Gli autonoleggiatori chiedono una licenza senza restrizioni sui veicoli

La discussione relativa al trasporto di persone con disabilità attraverso veicoli a trazione integrale continua a sollevare critiche. Il punto di vista degli Autonoleggiatori lvh.apa è chiaro: fino a quando lo Stato ed i comuni renderanno così complessa la partecipazione alle gare, l’acquisizione del servizio di trasporto rimarrà complicato per i fornitori locali.

Markus Weissensteiner, presidente degli Autonoleggiatori lvh.apa.Un breve riassunto: ormai da alcuni anni l‘azienda Tundo, proveniente dal Sud Italia, opera anche in favore della comunità pusterese e si occupa del trasporto di persone con disabilità. Di recente la ditta è stata criticata in quanto non rispetterebbe le condizioni di gara prestabilite, le quali prevedono l’impiego di mezzi a trazione integrale. “Quello che ci disturba maggiormente non è il fatto che la Tundo non rispetti le suddette condizioni, quanto piuttosto la richiesta presentata alle aziende altoatesine di partecipare maggiormente a tali tipologie di gare – ha fatto notare il presidente degli Autonoleggiatori lvh.apa Markus Weissensteiner -. Il tutto senza dimenticare che una nostra partecipazione viene resa più complessa tanto dallo Stato quanto dai comuni.” La legge nazionale prevede infatti che possa venire assegnata solo una licenza per auto. Dato che la gara in oggetto prevede l’impiego di un veicolo Euro 6 a trazione integrale, ciò significa che il fornitore dovrebbe procurarsi un nuovo mezzo in pochissimo tempo.
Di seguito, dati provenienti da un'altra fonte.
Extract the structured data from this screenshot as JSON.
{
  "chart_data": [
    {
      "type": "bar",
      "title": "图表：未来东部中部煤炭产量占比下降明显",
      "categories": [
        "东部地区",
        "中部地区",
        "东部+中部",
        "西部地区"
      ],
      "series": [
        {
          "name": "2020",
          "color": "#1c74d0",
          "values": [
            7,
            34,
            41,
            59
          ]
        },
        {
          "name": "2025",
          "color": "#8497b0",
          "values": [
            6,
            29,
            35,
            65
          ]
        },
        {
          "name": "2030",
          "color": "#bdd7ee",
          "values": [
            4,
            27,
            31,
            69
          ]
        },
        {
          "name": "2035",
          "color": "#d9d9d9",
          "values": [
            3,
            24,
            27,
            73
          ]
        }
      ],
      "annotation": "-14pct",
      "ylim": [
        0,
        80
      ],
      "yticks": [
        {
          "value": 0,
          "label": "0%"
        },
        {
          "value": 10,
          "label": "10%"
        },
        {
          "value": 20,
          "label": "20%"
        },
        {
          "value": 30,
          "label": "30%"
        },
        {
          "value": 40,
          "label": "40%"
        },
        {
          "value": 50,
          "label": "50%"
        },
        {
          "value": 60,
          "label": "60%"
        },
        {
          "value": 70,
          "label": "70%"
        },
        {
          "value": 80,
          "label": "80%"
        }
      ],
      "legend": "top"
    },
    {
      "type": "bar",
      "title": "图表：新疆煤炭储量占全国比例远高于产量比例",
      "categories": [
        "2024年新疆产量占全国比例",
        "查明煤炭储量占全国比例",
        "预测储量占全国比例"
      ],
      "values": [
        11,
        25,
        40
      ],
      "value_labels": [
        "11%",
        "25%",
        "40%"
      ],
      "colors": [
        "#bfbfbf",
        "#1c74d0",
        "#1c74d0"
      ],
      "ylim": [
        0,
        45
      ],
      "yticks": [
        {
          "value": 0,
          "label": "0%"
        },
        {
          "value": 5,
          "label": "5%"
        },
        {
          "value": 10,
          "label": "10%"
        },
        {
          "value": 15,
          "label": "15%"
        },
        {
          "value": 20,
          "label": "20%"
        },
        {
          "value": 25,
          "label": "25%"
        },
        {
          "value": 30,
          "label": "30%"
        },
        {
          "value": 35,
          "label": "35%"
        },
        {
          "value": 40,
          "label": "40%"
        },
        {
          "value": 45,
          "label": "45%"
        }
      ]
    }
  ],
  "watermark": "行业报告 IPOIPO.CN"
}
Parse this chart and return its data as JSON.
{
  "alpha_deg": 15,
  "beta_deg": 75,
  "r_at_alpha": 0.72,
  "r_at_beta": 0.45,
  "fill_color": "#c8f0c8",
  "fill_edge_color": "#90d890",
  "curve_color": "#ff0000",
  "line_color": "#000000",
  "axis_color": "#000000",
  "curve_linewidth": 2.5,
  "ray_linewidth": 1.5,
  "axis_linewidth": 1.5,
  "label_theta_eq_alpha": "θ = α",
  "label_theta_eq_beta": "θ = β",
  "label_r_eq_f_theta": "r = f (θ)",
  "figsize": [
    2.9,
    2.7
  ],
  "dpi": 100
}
Al contempo, il decreto legge entrato in vigore lo scorso 30 dicembre per il settore degli autonoleggiatori prevede il blocco nell’assegnazione di nuove licenze per almeno un anno. Il motivo? Tutti i titolari di licenze italiani devono prima essere inseriti in un registro nazionale. “Se si vuole che un maggior numero di aziende locali prendano parte alle gare pubbliche e restino al contempo competitive sul mercato, è necessario assegnare un maggior numero di licenze operative ai veicoli senza tutte le attuali restrizioni – ha concluso Weissensteiner.